TRUTH AND COMPLIANCE
(12:00AM)
I do not know how many dinner parties or other social events I have had to sit through - biting my tongue - where the latest on global warming or ‘war on terror’ conspiracy theories were served up as absolute and undeniable truths. Maybe I should just be myself and like Andrew Klavan take the risk of losing a few friends. He’s explained it all in your must-read this week, The Big White Lie and also manages to produce the absolute gem of the month:
With its tortuous attempts to rename unpleasant facts out of existence—he’s not crippled, dear, he’s handicapped; it’s not a slum, it’s an inner city; it’s not surrender, it’s redeployment—leftism has outlived its own failure by hiding itself within the most labyrinthine construct of social delicacy since Victoria was queen.
Read the entire thing and consider your relationship with what you consider to be ‘truth’.
Monday, April 23,
2007
BORIS YELTSIN
(09:44PM)
I have no particular feelings over Boris Yeltsin's death, but do rememember with fondness and excitement that late summer of 1991 when he stood atop a tank to defy the last attempt to preserve hardline Communist rule. For that, and for his generous treatment of the early stage investors in the new Russia he has definitely deserved his spot in history. It is odd though to note how much of the blame he gets for the chaos that ensued and which has now set the stage for another round of corrupt dictators occupying the Kremlin. Despite the neverending stream of hagiographies about the king of perestroika, very little has so far been said about Michail Gorbachev's conspicuous role in the descent and chaos of what once was a world power.

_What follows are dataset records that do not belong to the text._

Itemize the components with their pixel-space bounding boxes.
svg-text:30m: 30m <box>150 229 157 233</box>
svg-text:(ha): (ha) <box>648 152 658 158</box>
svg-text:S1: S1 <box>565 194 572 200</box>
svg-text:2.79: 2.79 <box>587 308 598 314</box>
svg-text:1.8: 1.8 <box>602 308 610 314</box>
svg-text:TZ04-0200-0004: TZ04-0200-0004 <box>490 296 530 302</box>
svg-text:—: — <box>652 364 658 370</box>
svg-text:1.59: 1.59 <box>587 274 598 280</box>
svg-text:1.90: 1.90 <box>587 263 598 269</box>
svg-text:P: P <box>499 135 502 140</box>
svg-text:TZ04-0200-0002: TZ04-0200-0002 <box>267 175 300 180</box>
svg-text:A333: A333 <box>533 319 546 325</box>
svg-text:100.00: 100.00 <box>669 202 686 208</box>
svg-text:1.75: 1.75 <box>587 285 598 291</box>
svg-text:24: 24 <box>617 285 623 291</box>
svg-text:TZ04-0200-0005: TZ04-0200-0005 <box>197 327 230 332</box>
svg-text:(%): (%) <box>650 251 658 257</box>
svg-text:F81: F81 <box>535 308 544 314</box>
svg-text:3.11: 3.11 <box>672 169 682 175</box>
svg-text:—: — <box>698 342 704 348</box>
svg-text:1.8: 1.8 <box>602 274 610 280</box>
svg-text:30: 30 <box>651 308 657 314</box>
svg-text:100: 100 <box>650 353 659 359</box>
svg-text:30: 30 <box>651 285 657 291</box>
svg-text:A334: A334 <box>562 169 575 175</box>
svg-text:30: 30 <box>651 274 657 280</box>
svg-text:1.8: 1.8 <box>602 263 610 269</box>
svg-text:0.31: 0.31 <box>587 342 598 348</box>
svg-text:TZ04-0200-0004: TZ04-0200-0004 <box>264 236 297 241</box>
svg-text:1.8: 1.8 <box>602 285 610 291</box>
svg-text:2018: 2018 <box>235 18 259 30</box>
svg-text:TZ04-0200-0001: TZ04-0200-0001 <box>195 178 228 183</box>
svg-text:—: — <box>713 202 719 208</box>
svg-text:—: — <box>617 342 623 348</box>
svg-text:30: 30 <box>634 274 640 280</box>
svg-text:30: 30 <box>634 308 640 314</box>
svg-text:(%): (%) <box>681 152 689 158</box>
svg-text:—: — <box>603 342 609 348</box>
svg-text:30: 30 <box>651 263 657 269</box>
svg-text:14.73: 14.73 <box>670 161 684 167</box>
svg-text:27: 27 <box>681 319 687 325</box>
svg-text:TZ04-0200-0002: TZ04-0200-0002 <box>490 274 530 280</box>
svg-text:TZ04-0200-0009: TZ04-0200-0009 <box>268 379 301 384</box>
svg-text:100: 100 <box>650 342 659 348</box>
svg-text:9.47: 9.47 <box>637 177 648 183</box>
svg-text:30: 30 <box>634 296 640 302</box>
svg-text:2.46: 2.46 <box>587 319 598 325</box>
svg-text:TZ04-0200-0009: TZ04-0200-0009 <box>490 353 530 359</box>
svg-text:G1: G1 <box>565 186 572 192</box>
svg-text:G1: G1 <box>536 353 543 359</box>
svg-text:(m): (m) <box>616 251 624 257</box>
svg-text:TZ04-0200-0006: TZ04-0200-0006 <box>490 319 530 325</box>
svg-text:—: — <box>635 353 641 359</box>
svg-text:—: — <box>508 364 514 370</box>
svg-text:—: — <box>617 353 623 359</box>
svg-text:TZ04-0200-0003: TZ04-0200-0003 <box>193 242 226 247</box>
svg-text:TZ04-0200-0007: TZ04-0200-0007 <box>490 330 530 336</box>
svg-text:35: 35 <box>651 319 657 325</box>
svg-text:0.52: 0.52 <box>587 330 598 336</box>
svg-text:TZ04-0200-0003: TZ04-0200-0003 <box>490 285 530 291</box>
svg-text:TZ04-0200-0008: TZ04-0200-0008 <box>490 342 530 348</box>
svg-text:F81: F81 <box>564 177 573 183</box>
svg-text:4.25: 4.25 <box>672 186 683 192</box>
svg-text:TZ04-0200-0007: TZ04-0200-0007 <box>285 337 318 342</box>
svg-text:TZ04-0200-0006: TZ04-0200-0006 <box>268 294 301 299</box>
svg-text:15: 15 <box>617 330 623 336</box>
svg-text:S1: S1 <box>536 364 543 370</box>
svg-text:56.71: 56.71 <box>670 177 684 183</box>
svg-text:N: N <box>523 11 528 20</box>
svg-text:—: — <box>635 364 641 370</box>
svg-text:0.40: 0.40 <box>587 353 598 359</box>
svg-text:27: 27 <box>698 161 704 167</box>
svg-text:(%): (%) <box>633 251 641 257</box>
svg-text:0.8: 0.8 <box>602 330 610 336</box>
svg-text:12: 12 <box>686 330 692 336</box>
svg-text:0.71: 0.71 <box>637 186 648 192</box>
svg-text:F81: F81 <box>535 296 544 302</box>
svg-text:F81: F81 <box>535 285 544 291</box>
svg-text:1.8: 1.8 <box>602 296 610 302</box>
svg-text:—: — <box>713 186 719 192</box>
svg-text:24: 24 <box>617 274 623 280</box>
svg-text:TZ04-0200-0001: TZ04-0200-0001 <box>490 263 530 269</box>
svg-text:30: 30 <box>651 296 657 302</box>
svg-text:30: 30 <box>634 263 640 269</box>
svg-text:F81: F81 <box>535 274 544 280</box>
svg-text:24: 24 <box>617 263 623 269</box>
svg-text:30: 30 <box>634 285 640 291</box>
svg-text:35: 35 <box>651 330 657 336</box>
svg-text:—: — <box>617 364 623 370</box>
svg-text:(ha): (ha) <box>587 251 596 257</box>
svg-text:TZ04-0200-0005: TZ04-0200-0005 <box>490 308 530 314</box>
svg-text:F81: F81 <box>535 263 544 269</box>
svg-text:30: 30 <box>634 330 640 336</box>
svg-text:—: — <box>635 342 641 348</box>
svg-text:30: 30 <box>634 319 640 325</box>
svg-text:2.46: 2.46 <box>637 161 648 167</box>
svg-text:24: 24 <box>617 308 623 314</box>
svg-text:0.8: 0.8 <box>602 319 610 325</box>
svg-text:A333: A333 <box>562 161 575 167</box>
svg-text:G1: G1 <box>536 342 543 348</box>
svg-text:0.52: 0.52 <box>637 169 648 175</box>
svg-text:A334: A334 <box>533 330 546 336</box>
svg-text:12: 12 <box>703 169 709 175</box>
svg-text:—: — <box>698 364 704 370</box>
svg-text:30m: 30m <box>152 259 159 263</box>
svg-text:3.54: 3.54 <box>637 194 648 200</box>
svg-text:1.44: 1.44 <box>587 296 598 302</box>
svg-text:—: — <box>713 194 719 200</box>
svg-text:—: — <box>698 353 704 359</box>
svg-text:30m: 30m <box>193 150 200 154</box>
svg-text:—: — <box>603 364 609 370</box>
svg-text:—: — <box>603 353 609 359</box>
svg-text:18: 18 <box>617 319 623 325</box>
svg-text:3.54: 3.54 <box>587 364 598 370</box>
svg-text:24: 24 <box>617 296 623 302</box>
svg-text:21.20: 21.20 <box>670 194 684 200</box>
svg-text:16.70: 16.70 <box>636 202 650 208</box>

A good round-up with some great photos from the Yeltsin years can be found here.
RANDOM RECOLLECTION: In Hong Kong in the 1990s there was a fairly popular bar named after the man, Yelt's Inn. Not sure if it still exists.
MEGA-BANK
(09:22PM)
The largest Dutch bank, ABN-Amro has been snapped up by my first employer, Barclays in a fairly spectacular deal that so far appears to have outwitted another group of suitors:
ABN Amro agreed today to be acquired by Barclays for 67 billion euros, or $91 billion, creating one of the world’s largest banks in a carefully crafted deal that reduces — but does not eliminate — the chances of another suitor coming in with a higher bid to buy and break up the bank.
In a surprise facet of the deal, ABN Amro, the largest Dutch bank, said that it had arranged to sell LaSalle Bank, its attractive American business, to Bank of America for $21 billion in cash. LaSalle is the corporate gem that had drawn Royal Bank of Scotland, the British bank that teamed up with two other European banks, to mount a counter bid for ABN Amro.
It's a good deal for shareholders and from that point I regret having dumped my ABN-Amro stock a few years too early, but that is not really all that big a deal. Much more important is having made an early career call after sitting through the now infamous UBS/SBC merger in 1998/99. There will be an awful lot of bankers walking the streets of London and Amsterdam trying to re-invent themselves, not always the easiest of tasks. And this deal will probably trigger a wave of further consolidation in a sector that will continue to rationalize and spit out valuable financial and entrepreneurial talent.